Pelo pressuposto de que as apostas não são ilegais no País, divulgar esse tipo de entretenimento não seria prejudicial à imagem dos influenciadores, na visão dos especialistas. Porém, a participação nessas campanhas e ações pode afetar sim a imagem dos criadores de conteúdo dependendo do grau de transparência com que essas ofertas são promovidas e de como a abordagem é feita.
“O creator pode até usar para educar as pessoas, mostrando que as apostas precisam ser encaradas como um entretenimento e que a prática pode levar a perda de dinheiro. A partir do momento que o influenciador explica que o jogo tem um risco alto e que você não deveria usar um dinheiro que possa ser relevante para sua vida, ele está informando sobre o produto, está falando de entretenimento, mas com informações e avisos sobre os riscos da prática do jogo”, pontua o CEO da Air.
Porém, como o setor de apostas vem sendo questionado pelos seus impactos econômicos e sociais, como o exemplo do jogo compulsivo, sobretudo entre pessoas mais vulneráveis, os influenciadores não estão livres de questionamentos e podem até mesmo perder a credibilidade perante sua audiência ao promoverem essas apostas, considera Soriano.
Já Azevedo, da Influency.me, considera ingênua a ideia de que seja possível mitigar os efeitos negativos das apostas apenas por meio da comunicação. Para o profissional, tratam-se de produtos desenhados para gerar perdas financeiras a maior parte do tempo. Por isso, ele defende que a atuação e publicidade dessas plataformas tenham as mesmas regras já aplicadas a outras indústrias, como as do cigarro.
“Durante anos houve tentativas de regulamentar a publicidade de tabaco, impondo restrições, avisos e recomendações. No entanto, chegou-se à constatação de que isso não era suficiente. O impacto social, sanitário e econômico foi tão severo que a única solução possível foi a proibição total da publicidade”, recorda.

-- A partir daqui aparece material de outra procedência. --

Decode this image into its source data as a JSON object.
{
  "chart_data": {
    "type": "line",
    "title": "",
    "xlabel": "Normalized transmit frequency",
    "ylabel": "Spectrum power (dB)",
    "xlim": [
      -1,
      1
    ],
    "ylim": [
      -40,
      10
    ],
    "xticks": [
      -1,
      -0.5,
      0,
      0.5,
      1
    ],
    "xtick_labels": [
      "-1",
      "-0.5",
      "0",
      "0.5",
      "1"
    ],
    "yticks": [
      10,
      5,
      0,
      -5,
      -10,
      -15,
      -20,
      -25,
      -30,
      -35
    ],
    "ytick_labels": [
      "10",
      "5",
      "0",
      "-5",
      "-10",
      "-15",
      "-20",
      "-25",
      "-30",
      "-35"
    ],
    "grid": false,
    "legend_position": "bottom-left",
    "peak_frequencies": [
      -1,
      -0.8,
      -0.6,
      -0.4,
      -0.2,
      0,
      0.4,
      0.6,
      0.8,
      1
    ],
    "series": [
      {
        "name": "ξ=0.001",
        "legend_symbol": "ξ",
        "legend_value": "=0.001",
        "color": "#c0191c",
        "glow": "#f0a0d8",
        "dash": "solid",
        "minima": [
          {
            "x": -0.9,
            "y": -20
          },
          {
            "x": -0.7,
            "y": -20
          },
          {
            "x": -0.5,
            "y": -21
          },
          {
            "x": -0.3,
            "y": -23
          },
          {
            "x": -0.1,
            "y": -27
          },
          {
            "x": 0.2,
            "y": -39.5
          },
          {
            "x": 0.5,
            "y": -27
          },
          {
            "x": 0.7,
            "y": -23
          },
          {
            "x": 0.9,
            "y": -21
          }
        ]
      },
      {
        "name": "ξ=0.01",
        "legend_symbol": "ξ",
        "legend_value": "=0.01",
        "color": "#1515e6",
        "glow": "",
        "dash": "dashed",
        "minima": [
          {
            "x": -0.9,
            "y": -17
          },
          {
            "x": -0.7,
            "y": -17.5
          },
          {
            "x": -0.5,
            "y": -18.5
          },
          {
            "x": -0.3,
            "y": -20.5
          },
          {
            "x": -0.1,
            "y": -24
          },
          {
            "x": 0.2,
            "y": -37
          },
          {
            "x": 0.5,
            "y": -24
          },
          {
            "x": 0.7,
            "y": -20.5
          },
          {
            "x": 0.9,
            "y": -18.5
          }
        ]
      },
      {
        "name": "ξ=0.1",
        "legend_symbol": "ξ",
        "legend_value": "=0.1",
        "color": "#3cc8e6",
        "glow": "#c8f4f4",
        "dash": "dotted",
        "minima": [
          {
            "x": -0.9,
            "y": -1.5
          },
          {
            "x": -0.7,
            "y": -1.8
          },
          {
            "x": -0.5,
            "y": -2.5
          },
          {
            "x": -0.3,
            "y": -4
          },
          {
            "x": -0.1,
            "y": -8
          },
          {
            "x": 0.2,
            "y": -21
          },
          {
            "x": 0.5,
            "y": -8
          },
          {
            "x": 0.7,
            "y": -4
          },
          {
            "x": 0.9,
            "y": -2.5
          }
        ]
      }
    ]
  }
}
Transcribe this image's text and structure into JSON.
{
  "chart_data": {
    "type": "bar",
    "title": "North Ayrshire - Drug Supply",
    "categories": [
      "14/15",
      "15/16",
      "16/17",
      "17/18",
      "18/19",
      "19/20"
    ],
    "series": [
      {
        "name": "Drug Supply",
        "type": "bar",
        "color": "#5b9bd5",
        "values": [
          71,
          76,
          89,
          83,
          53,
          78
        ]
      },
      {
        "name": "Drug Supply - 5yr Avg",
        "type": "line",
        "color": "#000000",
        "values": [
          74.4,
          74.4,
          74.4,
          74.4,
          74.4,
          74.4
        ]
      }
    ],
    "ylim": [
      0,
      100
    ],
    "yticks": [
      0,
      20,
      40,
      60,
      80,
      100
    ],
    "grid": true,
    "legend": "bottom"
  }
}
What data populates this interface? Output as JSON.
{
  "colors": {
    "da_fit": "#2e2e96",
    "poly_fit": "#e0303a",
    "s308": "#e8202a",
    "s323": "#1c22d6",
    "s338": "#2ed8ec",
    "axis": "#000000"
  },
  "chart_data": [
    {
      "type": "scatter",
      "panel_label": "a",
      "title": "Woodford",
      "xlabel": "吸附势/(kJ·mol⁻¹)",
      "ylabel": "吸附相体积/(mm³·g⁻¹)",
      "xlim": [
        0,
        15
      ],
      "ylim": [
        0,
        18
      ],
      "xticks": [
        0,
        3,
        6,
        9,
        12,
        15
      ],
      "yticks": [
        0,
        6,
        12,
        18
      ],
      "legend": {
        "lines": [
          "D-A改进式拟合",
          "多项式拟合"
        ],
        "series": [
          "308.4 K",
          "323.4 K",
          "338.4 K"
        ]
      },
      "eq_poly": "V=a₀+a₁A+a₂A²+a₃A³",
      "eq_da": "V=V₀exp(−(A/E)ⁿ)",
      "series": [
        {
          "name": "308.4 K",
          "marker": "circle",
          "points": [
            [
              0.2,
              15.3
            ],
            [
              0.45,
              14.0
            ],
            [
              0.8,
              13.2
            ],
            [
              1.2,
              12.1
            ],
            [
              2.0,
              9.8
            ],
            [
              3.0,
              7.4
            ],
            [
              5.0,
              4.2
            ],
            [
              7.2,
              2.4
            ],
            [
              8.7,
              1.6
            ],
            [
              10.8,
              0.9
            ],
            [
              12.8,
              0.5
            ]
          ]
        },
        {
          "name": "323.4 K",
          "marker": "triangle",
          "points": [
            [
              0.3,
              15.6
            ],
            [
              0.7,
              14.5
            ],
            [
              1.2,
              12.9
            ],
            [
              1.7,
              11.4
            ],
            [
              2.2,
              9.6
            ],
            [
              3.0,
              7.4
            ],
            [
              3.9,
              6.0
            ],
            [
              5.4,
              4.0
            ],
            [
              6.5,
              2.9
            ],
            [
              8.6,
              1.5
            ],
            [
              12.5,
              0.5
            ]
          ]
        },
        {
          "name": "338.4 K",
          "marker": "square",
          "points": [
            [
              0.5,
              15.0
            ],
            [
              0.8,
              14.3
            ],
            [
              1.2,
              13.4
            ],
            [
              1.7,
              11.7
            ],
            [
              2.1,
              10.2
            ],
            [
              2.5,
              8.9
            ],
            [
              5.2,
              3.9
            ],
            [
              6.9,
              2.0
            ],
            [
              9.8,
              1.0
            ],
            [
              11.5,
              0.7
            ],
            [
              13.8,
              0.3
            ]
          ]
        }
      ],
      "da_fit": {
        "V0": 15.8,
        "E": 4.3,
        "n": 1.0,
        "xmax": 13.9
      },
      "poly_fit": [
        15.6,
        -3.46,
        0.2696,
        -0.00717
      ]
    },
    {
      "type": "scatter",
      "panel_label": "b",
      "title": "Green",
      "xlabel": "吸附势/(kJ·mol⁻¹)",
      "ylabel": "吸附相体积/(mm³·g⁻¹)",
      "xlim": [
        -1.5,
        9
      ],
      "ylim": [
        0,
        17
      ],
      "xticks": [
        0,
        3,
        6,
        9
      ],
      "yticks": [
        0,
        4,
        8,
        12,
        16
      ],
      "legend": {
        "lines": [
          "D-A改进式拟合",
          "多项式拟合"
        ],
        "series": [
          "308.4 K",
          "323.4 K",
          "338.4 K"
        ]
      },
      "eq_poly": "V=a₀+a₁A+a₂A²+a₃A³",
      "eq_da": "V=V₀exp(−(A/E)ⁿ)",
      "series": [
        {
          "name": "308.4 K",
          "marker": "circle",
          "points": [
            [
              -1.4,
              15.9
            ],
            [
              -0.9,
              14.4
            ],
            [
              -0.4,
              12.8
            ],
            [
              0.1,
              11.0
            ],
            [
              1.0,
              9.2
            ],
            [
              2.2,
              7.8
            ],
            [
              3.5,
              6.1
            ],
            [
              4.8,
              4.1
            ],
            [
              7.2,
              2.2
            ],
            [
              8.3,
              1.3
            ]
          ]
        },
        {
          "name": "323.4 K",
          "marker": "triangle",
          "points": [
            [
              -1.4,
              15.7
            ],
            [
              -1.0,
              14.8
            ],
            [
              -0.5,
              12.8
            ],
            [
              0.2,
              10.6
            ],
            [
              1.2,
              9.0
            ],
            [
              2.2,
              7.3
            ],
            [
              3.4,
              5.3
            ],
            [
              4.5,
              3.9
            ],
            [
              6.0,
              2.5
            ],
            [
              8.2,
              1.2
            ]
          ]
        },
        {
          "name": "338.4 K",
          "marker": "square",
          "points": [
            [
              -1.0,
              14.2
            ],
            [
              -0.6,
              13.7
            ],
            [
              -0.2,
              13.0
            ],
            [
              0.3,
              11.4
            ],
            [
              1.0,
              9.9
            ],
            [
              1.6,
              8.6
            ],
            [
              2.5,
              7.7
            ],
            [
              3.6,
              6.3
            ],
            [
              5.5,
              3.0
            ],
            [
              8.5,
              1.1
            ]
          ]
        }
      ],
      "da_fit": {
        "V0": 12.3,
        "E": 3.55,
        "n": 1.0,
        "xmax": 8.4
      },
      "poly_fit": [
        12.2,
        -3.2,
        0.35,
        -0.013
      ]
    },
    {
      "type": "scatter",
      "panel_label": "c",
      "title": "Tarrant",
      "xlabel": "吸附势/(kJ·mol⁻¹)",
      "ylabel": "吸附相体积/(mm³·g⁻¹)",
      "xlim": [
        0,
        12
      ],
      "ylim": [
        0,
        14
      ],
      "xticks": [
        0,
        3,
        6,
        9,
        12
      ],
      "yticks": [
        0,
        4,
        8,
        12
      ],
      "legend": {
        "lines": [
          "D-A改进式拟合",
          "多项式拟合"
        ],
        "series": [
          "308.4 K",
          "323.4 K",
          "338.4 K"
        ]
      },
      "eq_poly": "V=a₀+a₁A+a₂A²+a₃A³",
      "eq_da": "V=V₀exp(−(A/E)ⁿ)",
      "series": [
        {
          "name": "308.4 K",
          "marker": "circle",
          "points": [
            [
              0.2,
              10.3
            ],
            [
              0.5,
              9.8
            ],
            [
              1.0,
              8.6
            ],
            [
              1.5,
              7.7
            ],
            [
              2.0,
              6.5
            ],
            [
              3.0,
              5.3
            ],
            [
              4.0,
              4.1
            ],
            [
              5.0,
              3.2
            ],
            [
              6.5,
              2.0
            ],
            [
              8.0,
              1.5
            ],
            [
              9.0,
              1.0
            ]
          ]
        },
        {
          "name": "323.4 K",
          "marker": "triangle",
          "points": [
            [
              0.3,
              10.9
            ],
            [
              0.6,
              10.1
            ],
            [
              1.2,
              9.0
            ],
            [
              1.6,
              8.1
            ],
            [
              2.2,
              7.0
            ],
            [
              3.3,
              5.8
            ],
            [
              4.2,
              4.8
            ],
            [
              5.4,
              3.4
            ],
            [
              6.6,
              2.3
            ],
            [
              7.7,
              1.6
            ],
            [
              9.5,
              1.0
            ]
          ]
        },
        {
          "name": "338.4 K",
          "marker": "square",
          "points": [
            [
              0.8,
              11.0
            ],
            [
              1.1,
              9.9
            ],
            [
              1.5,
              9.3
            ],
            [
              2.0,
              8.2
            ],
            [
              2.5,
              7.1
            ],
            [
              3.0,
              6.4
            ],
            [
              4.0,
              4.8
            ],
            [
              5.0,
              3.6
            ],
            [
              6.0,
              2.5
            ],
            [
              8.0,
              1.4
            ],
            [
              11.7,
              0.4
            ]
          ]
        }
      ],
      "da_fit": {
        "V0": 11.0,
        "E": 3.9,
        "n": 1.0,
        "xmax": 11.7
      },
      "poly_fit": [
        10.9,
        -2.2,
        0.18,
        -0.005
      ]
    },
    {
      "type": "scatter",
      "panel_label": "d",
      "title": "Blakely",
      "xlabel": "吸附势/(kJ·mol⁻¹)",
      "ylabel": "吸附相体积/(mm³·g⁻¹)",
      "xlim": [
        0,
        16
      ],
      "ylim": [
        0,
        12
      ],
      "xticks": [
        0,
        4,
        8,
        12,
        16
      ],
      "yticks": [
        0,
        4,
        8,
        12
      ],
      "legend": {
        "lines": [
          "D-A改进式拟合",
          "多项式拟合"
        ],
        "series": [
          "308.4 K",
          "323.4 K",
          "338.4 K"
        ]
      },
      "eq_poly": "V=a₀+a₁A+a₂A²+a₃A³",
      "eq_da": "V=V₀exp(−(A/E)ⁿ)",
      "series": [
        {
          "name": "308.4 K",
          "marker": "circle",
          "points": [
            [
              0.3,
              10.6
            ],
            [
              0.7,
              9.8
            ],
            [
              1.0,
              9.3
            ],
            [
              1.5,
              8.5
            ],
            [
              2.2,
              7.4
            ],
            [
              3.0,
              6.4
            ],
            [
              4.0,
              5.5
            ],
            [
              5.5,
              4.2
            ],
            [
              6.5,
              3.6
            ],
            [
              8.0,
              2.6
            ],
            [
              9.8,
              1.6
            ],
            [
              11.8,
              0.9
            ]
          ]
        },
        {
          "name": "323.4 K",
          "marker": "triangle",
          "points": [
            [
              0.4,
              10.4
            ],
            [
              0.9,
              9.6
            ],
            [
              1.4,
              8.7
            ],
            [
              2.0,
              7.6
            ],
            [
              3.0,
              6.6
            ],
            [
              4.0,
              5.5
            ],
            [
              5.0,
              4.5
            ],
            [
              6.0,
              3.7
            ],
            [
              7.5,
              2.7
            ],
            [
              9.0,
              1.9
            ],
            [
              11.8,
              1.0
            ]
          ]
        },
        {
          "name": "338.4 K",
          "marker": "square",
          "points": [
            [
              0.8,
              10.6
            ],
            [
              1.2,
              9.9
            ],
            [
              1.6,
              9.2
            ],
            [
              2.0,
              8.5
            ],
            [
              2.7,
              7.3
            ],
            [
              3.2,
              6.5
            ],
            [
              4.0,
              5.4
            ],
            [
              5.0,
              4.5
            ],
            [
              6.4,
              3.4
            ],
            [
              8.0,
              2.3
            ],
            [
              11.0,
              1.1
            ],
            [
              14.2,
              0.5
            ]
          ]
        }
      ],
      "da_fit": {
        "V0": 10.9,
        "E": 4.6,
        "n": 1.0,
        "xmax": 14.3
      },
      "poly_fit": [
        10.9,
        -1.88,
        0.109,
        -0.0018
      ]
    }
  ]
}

Para o CEO da Influency.me, portanto, enquanto houver publicidade de empresas de apostas, não há como reduzir os danos. “A força da influência vai muito além de uma propaganda tradicional; ela atinge o emocional, gera identificação e cria uma ilusão de que “se ele conseguiu, eu também consigo”. Isso alimenta falsas expectativas, leva a apostas irresponsáveis e, consequentemente, a graves prejuízos pessoais e familiares”, completa o profissional.